Introduction

Sleep-disordered breathing (SDB) is an upper airway dysfunction that occurs during sleep and is characterized by snoring and/or a greater respiratory effort caused by increased upper airway resistance and pharyngeal collapsibility [1].

Obstructive sleep apnea (OSA) is the most severe clinical type of SDB, and the most common cause of OSA is adenotonsillar hypertrophy, though other anatomical and neuromuscular factors such as craniofacial dysmorphism, obesity, and hypotonic neuromuscular disease are also involved [2, 3].

The multidisciplinary therapeutic approach to OSA is based on adenotonsillectomy, orthodontic and medical treatments, weight loss, and non-invasive ventilation [1, 4, 5]. Treatment interventions are applied in a stepwise fashion until the complete resolution of SDB is achieved. Different treatment modalities are often combined depending on the severity and underlying conditions predisposing to upper airway obstruction during sleep [1, 4, 5]. Oral breathing and lip hypotonia, which are peculiar characteristics of children with OSA, increase nasal resistance and are associated with malposition of the tongue, thereby exacerbating the impaired development and further hampering the growth of the maxilla and mandible [68]. Persistence of oral breathing during sleep directly affects the position and strength of the tongue as well as that of the orofacial muscles, thereby causing abnormal airway development and SDB [8]. Myofunctional re-education is performed to avoid this evolution and may prove useful as a means of restoring a correct stomatognathic function and of treating OSA associated with other treatments so as to avoid residual OSA [9, 10].

The aims of our study were to evaluate the efficacy of myofunctional therapy (MT) as a first step designed to reduce oral breathing in children with SDB and to evaluate the increase in tongue tone using the Iowa Oral Performance Instrument (IOPI).

Methods

This prospective, case–control study was based on children who were referred to our Pediatric Sleep Center (S. Andrea Hospital, Rome, Italy) for SDB. The diagnosis of OSA was confirmed by the presence of SDB symptoms combined with a polysomnography (PSG) yielding an obstructive apnea/hypopnea index (AHI) >1 event/h [1].

Exclusion criteria were a positive history of acute or chronic cardiorespiratory or neuromuscular diseases, chronic inflammatory diseases, major craniofacial abnormalities, chromosomal syndromes, and epilepsy.

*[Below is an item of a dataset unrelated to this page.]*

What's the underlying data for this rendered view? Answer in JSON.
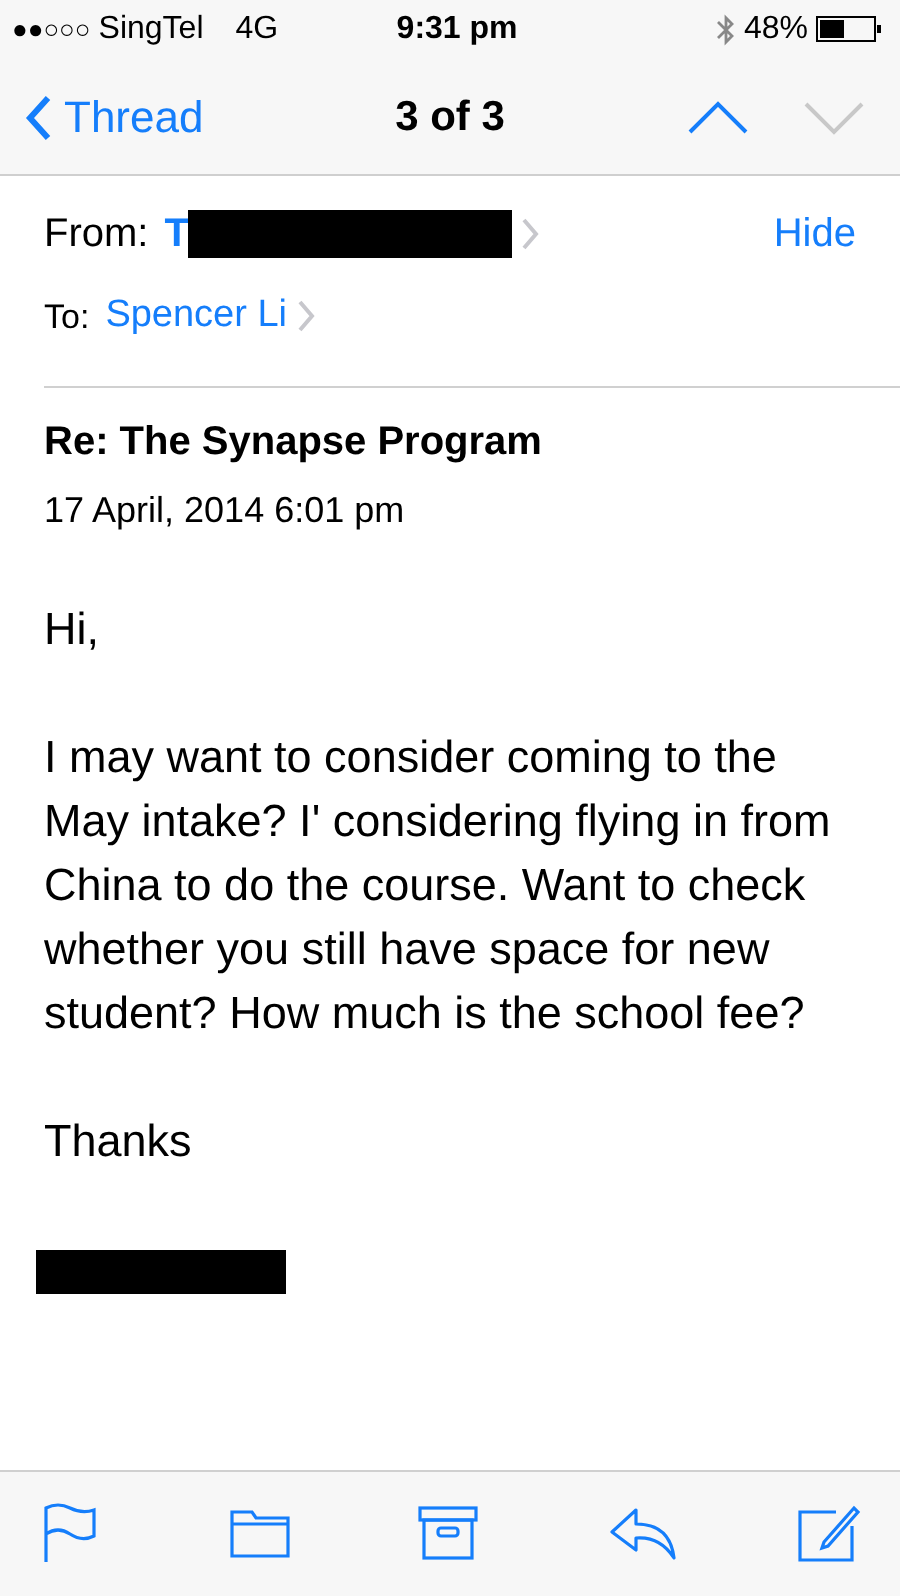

Age- and sex-matched control healthy Caucasian children were randomly recruited from a school in the same urban area of the study group. The inclusion criterion was as follows: none of the controls was obese. No history of sleep problems (snoring, apnoeas, and restless sleep) were reported. The control group underwent only IOPI measurements.

A clinical examination was performed and a sleep clinical record (SCR) obtained for all the SDB patients.

Polysomnographic recordings were performed before MT to define OSA severity. Thereafter, patients with SDB were randomized to two groups—an SDB case group (MT group) treated with MT plus nasal washing, consisting of the application of a saline solution in each nostril three times a day, and an SDB control group (no-MT group) treated with nasal washing alone. We measured tongue strength, tongue peak pressure, and endurance using the IOPI, and performed nocturnal pulse oximetry before (T0) and after (T1) 2 months of treatment in all the patients. We compared the baseline IOPI measurements of the SDB groups with normal values obtained from 38 sex- and age-matched, healthy school children.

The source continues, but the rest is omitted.